None of those things directly impacts clock speeds, however.
IBM's reasons for going the route it did are many, but if POWER5 were to have been given a number of the gifts POWER6 enjoys, the gap would not be all that great.
...and you use the same compiler with the same level of tuning and assuming it's not data set sensitive.
POWER6 is priviledged in that it has an entire platform from CPU, system, compiler, to OS stack taylored specifically for it.
A number of competitors do not have that advantage.
One is designed to run largely single threaded apps in a desktop box. The other is designed to run largely multithreaded apps and sit in a large multiprocessor box. The tradeoffs involved are completely different so comparisons of power and cost are meaningless. e.g. P6 has a hefty I/O system needed to communicate with a large number of other processors, that alone means the power figures are going to be very different.
That does not mean POWER6 would be as impressive a performer if it didn't have those other compensating advantages.
There are also other factors, the high clock on P6 increases leakage, 40% of it's power goes to this. Intel has a lower clock rate so leakage is vastly reduced.
It can go with a lower clock rate because it is more efficient per clock. Both OoO and clock speed scaling hit diminishing returns when taken to the extreme.
Anyway, I note you quoted SPECint, how about quoting SPECfp rate, very different story there.
In part due to a number of significant ISA and implementation peculiarities on both designs that makes it hard to tease out in-order or OoO as primary causes.

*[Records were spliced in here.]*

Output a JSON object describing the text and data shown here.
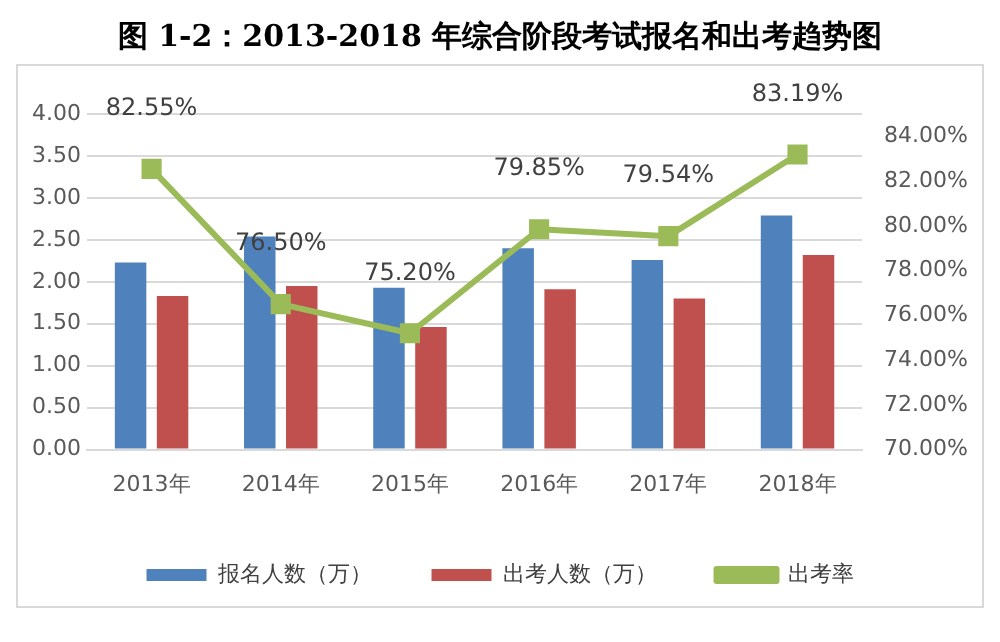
{
  "chart_data": {
    "type": "bar",
    "title": "图 1-2：2013-2018 年综合阶段考试报名和出考趋势图",
    "categories": [
      "2013年",
      "2014年",
      "2015年",
      "2016年",
      "2017年",
      "2018年"
    ],
    "series": [
      {
        "name": "报名人数（万）",
        "color": "#4f81bd",
        "values": [
          2.23,
          2.54,
          1.93,
          2.4,
          2.26,
          2.79
        ]
      },
      {
        "name": "出考人数（万）",
        "color": "#c0504d",
        "values": [
          1.83,
          1.95,
          1.46,
          1.91,
          1.8,
          2.32
        ]
      },
      {
        "name": "出考率",
        "type": "line",
        "axis": "y2",
        "color": "#9bbb59",
        "marker": "square",
        "values": [
          82.55,
          76.5,
          75.2,
          79.85,
          79.54,
          83.19
        ],
        "value_labels": [
          "82.55%",
          "76.50%",
          "75.20%",
          "79.85%",
          "79.54%",
          "83.19%"
        ]
      }
    ],
    "ylim": [
      0,
      4
    ],
    "yticks": [
      {
        "value": 0,
        "label": "0.00"
      },
      {
        "value": 0.5,
        "label": "0.50"
      },
      {
        "value": 1,
        "label": "1.00"
      },
      {
        "value": 1.5,
        "label": "1.50"
      },
      {
        "value": 2,
        "label": "2.00"
      },
      {
        "value": 2.5,
        "label": "2.50"
      },
      {
        "value": 3,
        "label": "3.00"
      },
      {
        "value": 3.5,
        "label": "3.50"
      },
      {
        "value": 4,
        "label": "4.00"
      }
    ],
    "y2lim": [
      70,
      85
    ],
    "y2ticks": [
      {
        "value": 70,
        "label": "70.00%"
      },
      {
        "value": 72,
        "label": "72.00%"
      },
      {
        "value": 74,
        "label": "74.00%"
      },
      {
        "value": 76,
        "label": "76.00%"
      },
      {
        "value": 78,
        "label": "78.00%"
      },
      {
        "value": 80,
        "label": "80.00%"
      },
      {
        "value": 82,
        "label": "82.00%"
      },
      {
        "value": 84,
        "label": "84.00%"
      }
    ],
    "grid": "y",
    "legend": "bottom"
  }
}
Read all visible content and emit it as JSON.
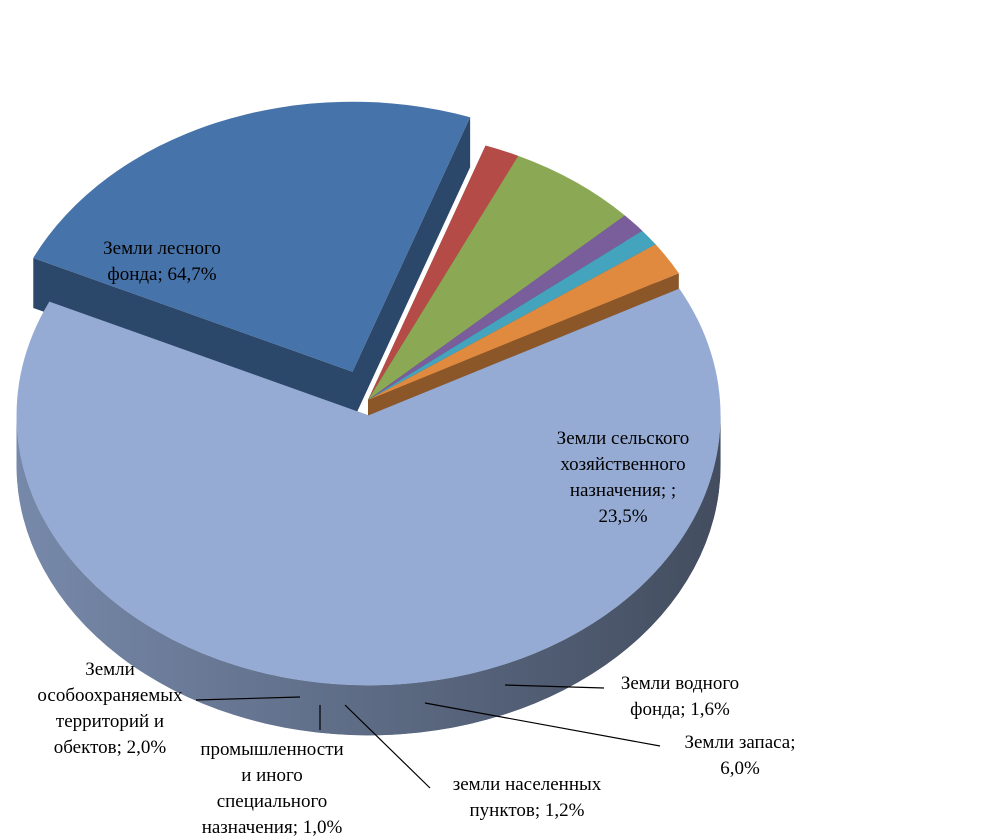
{
  "chart_data": {
    "type": "pie",
    "title": "",
    "slices": [
      {
        "name": "forest",
        "label_lines": [
          "Земли лесного",
          "фонда; 64,7%"
        ],
        "value": 64.7,
        "color": "#95abd4"
      },
      {
        "name": "agricultural",
        "label_lines": [
          "Земли сельского",
          "хозяйственного",
          "назначения; ;",
          "23,5%"
        ],
        "value": 23.5,
        "color": "#4673a9"
      },
      {
        "name": "water",
        "label_lines": [
          "Земли водного",
          "фонда; 1,6%"
        ],
        "value": 1.6,
        "color": "#b44b47"
      },
      {
        "name": "reserve",
        "label_lines": [
          "Земли запаса;",
          "6,0%"
        ],
        "value": 6.0,
        "color": "#8ba954"
      },
      {
        "name": "settlements",
        "label_lines": [
          "земли населенных",
          "пунктов; 1,2%"
        ],
        "value": 1.2,
        "color": "#7a5e9c"
      },
      {
        "name": "industry",
        "label_lines": [
          "промышленности",
          "и иного",
          "специального",
          "назначения; 1,0%"
        ],
        "value": 1.0,
        "color": "#45a4bd"
      },
      {
        "name": "protected",
        "label_lines": [
          "Земли",
          "особоохраняемых",
          "территорий и",
          "обектов; 2,0%"
        ],
        "value": 2.0,
        "color": "#e08a40"
      }
    ]
  }
}
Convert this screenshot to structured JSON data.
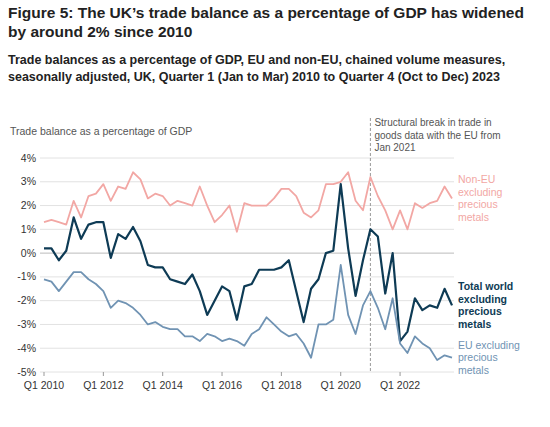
{
  "chart_data": {
    "type": "line",
    "title": "Figure 5: The UK’s trade balance as a percentage of GDP has widened by around 2% since 2010",
    "subtitle": "Trade balances as a percentage of GDP, EU and non-EU, chained volume measures, seasonally adjusted, UK, Quarter 1 (Jan to Mar) 2010 to Quarter 4 (Oct to Dec) 2023",
    "y_label": "Trade balance as a percentage of GDP",
    "categories": [
      "Q1 2010",
      null,
      null,
      null,
      null,
      null,
      null,
      null,
      "Q1 2012",
      null,
      null,
      null,
      null,
      null,
      null,
      null,
      "Q1 2014",
      null,
      null,
      null,
      null,
      null,
      null,
      null,
      "Q1 2016",
      null,
      null,
      null,
      null,
      null,
      null,
      null,
      "Q1 2018",
      null,
      null,
      null,
      null,
      null,
      null,
      null,
      "Q1 2020",
      null,
      null,
      null,
      null,
      null,
      null,
      null,
      "Q1 2022",
      null,
      null,
      null,
      null,
      null,
      null,
      null
    ],
    "ylim": [
      -5,
      4
    ],
    "yticks": [
      {
        "value": 4,
        "label": "4%"
      },
      {
        "value": 3,
        "label": "3%"
      },
      {
        "value": 2,
        "label": "2%"
      },
      {
        "value": 1,
        "label": "1%"
      },
      {
        "value": 0,
        "label": "0%"
      },
      {
        "value": -1,
        "label": "-1%"
      },
      {
        "value": -2,
        "label": "-2%"
      },
      {
        "value": -3,
        "label": "-3%"
      },
      {
        "value": -4,
        "label": "-4%"
      },
      {
        "value": -5,
        "label": "-5%"
      }
    ],
    "grid": true,
    "annotations": [
      {
        "lines": [
          "Structural break in trade in",
          "goods data with the EU from",
          "Jan 2021"
        ],
        "x": 44
      }
    ],
    "series": [
      {
        "name": "Non-EU excluding precious metals",
        "color": "#f2a7a4",
        "values": [
          1.3,
          1.4,
          1.3,
          1.2,
          2.2,
          1.5,
          2.4,
          2.5,
          2.9,
          2.2,
          2.8,
          2.7,
          3.4,
          3.1,
          2.3,
          2.5,
          2.4,
          2.0,
          2.2,
          2.1,
          2.0,
          2.8,
          2.0,
          1.3,
          1.6,
          2.0,
          0.9,
          2.1,
          2.0,
          2.0,
          2.0,
          2.3,
          2.7,
          2.7,
          2.4,
          1.7,
          1.5,
          1.8,
          2.9,
          2.9,
          3.0,
          3.4,
          2.2,
          1.8,
          3.2,
          2.4,
          1.8,
          1.0,
          1.8,
          1.0,
          2.1,
          1.9,
          2.1,
          2.2,
          2.8,
          2.3
        ]
      },
      {
        "name": "Total world excluding precious metals",
        "color": "#0e3b55",
        "values": [
          0.2,
          0.2,
          -0.3,
          0.1,
          1.5,
          0.6,
          1.2,
          1.3,
          1.3,
          -0.2,
          0.8,
          0.6,
          1.1,
          0.5,
          -0.5,
          -0.6,
          -0.6,
          -1.1,
          -1.2,
          -1.3,
          -0.9,
          -1.6,
          -2.6,
          -2.0,
          -1.4,
          -1.6,
          -2.8,
          -1.4,
          -1.3,
          -0.7,
          -0.7,
          -0.7,
          -0.6,
          -0.3,
          -1.6,
          -2.9,
          -1.5,
          -1.1,
          0.0,
          0.1,
          2.9,
          0.2,
          -1.8,
          -0.3,
          1.0,
          0.7,
          -1.7,
          0.0,
          -3.7,
          -3.3,
          -1.9,
          -2.4,
          -2.2,
          -2.3,
          -1.5,
          -2.2
        ]
      },
      {
        "name": "EU excluding precious metals",
        "color": "#7093b3",
        "values": [
          -1.1,
          -1.2,
          -1.6,
          -1.2,
          -0.8,
          -0.8,
          -1.1,
          -1.3,
          -1.6,
          -2.3,
          -2.0,
          -2.1,
          -2.3,
          -2.6,
          -3.0,
          -2.9,
          -3.1,
          -3.2,
          -3.2,
          -3.5,
          -3.5,
          -3.7,
          -3.4,
          -3.5,
          -3.7,
          -3.6,
          -3.7,
          -3.9,
          -3.4,
          -3.2,
          -2.7,
          -3.0,
          -3.3,
          -3.5,
          -3.4,
          -3.8,
          -4.4,
          -3.0,
          -3.0,
          -2.8,
          -0.5,
          -2.6,
          -3.4,
          -2.2,
          -1.6,
          -2.3,
          -3.2,
          -1.9,
          -3.8,
          -4.2,
          -3.5,
          -3.8,
          -4.0,
          -4.5,
          -4.3,
          -4.4
        ]
      }
    ]
  }
}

POWER6 will have been in development for years, it probably started before Xenon started. While there could have been some knowledge flow I doubt it would have been of any significance because the circuit design techniques will have come from the R&D division.
The alliance between Sony, IBM and Toshiba started design work on Cell in 2001.
At that point, IBM had released POWER4, and was in the thick of designing POWER5.
A good portion of the design effort between the three in-order chips from IBM would have overlapped. It is not a coincidence that all three designs had the same goal of minimizing the logic complexity of pipeline stages to the degree they did.
IBM did benefit by having Sony and Microsoft foot the bill for work that would help IBM everywhere else.
In the context that I made that comment it was correct, that the same is true for superscalar wasn't relevant and I clarified this.
An OoO scalar pipeline would have the same number of register ports as a scalar in-order. A dual pipeline in an OoO design has enough read ports for each of the two instructions that it can issue at a time, same as an in-order because neither OoO or in-order need more operands than what is needed for the issue stage.
The width of the pipeline is the primary issue, as superscalar dependency checking and wide bypass networks scale quadratically.
A modest OoO implementation would not scale that badly.